In 2020, an artificial intelligence lab called DeepMind unveiled technology that can predict the shape of proteins, the microscopic mechanisms that govern the behavior of the human body and all other living things.
A year later, the lab shared a tool called AlphaFold with scientists and released predictive shapes for over 350,000 proteins, including all proteins expressed by the human genome. This immediately changed the course of biological research. If scientists can identify the shapes of proteins, they can accelerate the understanding of disease, create new drugs, and explore the mysteries of life on Earth in other ways.
Now DeepMind has published predictions for almost every protein known to science. On Thursday, the London-based lab, owned by the same parent company as Google, said it had added more than 200 million predictions to an online database freely available to scientists around the world.
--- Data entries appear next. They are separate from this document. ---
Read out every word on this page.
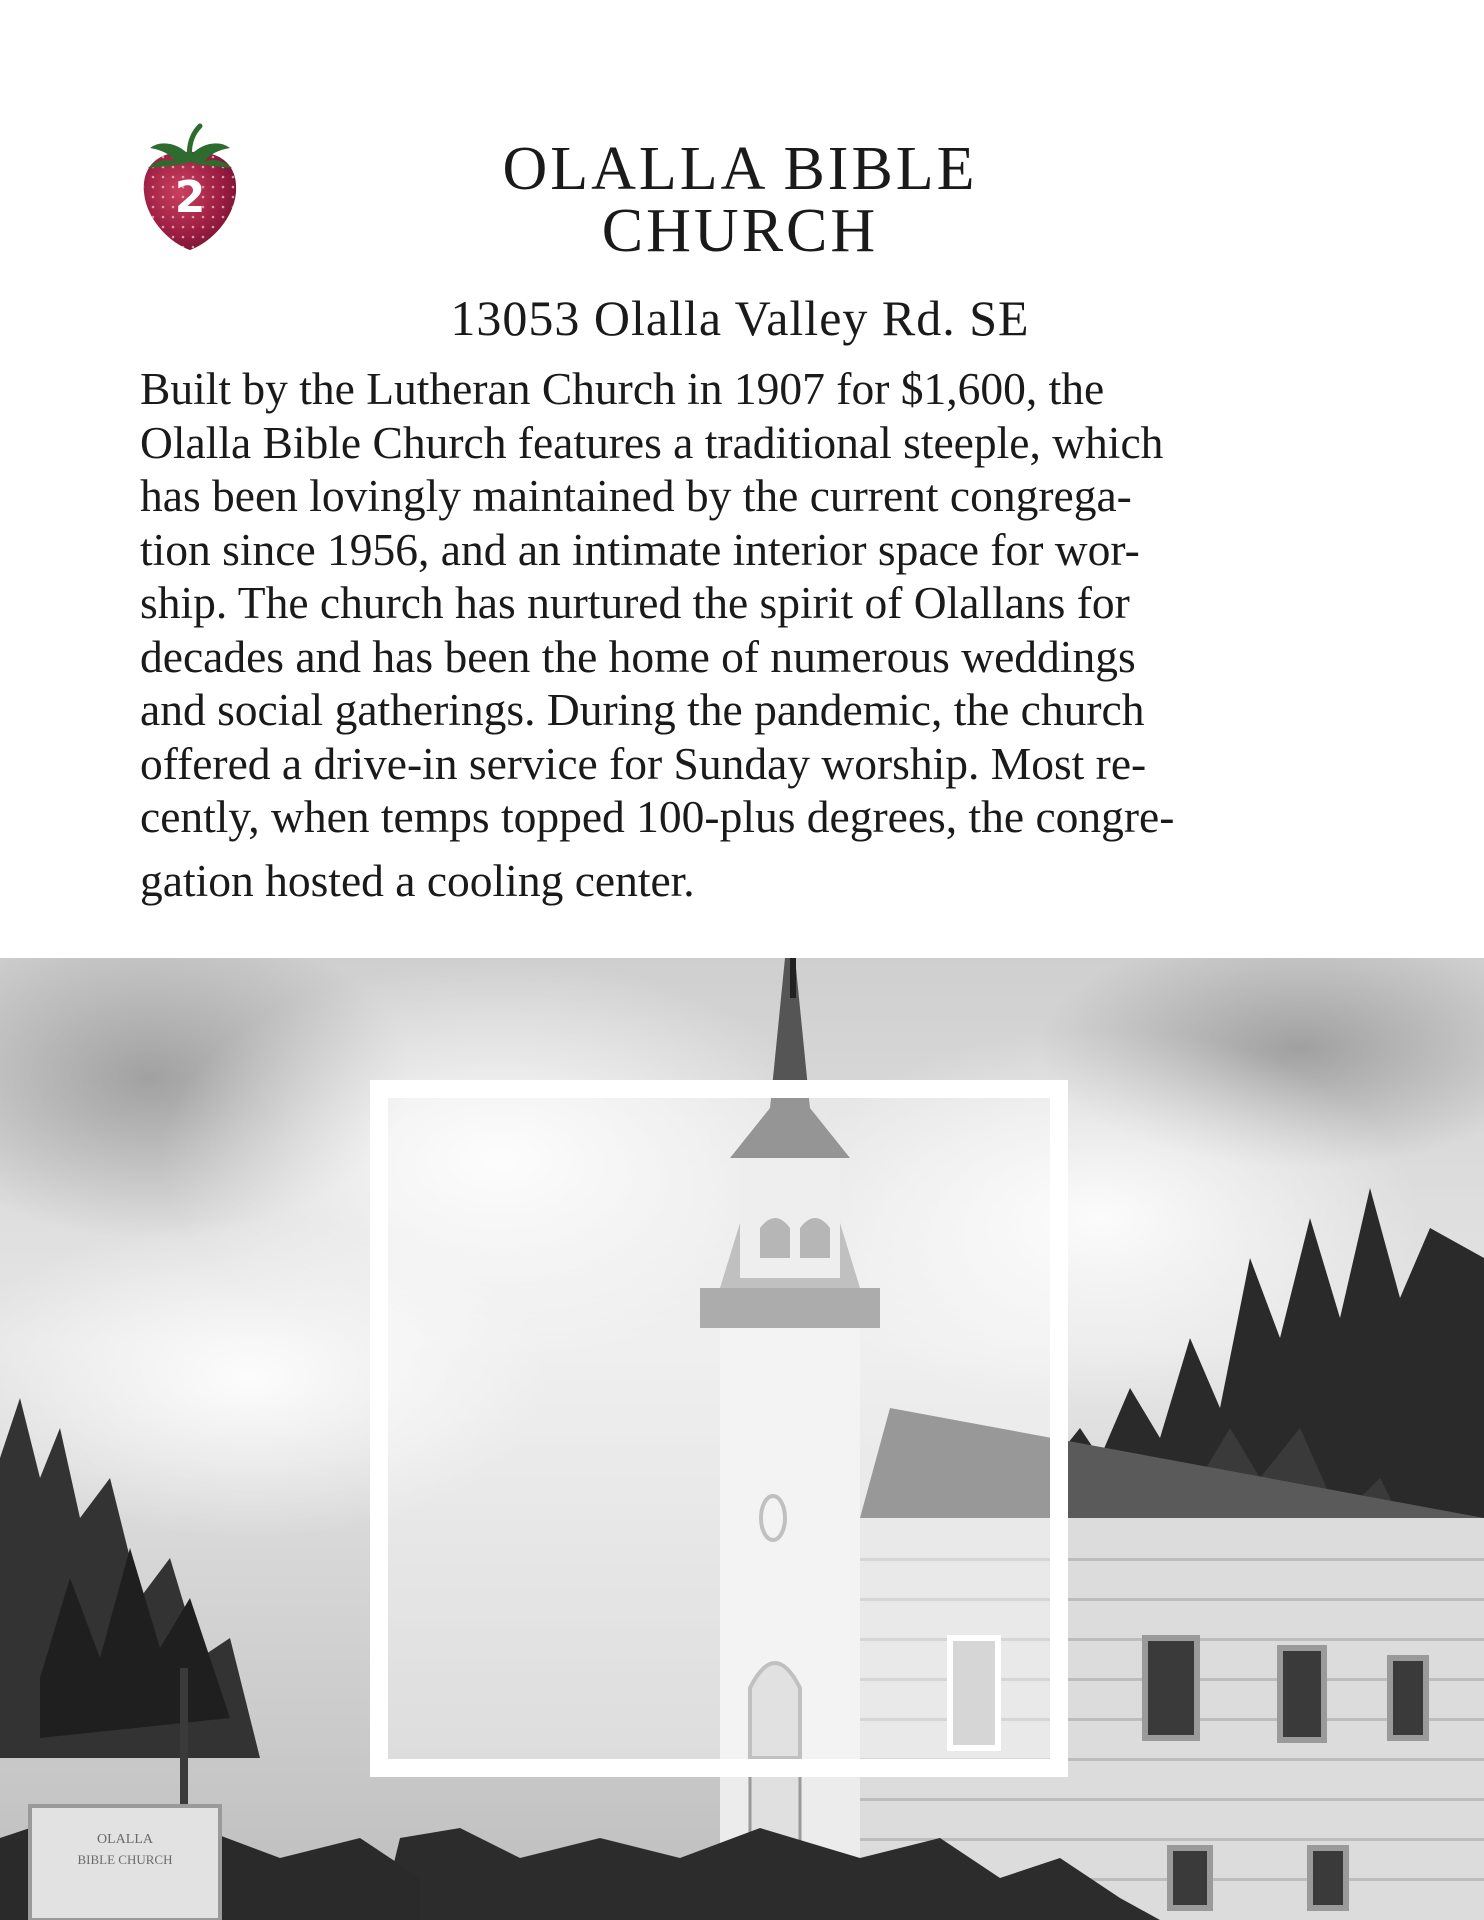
2	OLALLA BIBLE
CHURCH
13053 Olalla Valley Rd. SE
Built by the Lutheran Church in 1907 for $1,600, the
Olalla Bible Church features a traditional steeple, which
has been lovingly maintained by the current congrega-
tion since 1956, and an intimate interior space for wor-
ship. The church has nurtured the spirit of Olallans for
decades and has been the home of numerous weddings
and social gatherings. During the pandemic, the church
offered a drive-in service for Sunday worship. Most re-
cently, when temps topped 100-plus degrees, the congre-
gation hosted a cooling center.
OLALLA
BIBLE CHURCH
With this new release, the scientists behind DeepMind hope to accelerate research into obscure organisms and open up a new field called metaproteomics.
“Now scientists can explore this entire database and look for patterns — correlations between species and evolutionary patterns that might not have been obvious until now,” Demis Hassabis, CEO of DeepMind, said in a telephone interview.
Proteins start as chains of chemical compounds, then twist and fold into three-dimensional shapes that determine how these molecules bind to others. If scientists can pinpoint the shape of a particular protein, they can decipher how it works.
This knowledge is often a vital part of disease and disease control. For example, bacteria are resistant to antibiotics by expressing certain proteins. If scientists can understand how these proteins work, they can begin to fight antibiotic resistance.
In the past, determining the shape of a protein required extensive experimentation using X-rays, microscopes, and other instruments on a lab bench. Now, knowing the range of chemical compounds that make up a protein, AlphaFold can predict its shape.
The technology isn’t perfect. But it can predict the shape of a protein with an accuracy comparable to physics experiments about 63 percent of the time, according to independent control tests. With a forecast in hand, scientists can test its accuracy relatively quickly.
Clement Verba, a UC San Francisco researcher who uses the technology to understand the coronavirus and prepare for similar pandemics, said the technology has “recharged” that work, often saving months of experimentation time. Others have used this tool to fight gastroenteritis, malaria, and Parkinson’s disease.
The technology has also accelerated research beyond the human body, including efforts to improve the health of honey bees. The expanded DeepMind database can help an even larger community of scientists achieve similar benefits.
Like dr. Hassabis, Dr. Verba believes the database will provide new ways to understand how proteins behave across species. He also sees it as a way to train a new generation of scientists. Not all researchers understand this kind of structural biology; a database of all known proteins lowers the entry bar. “It could bring structural biology to the masses,” says the doctor. Verba said.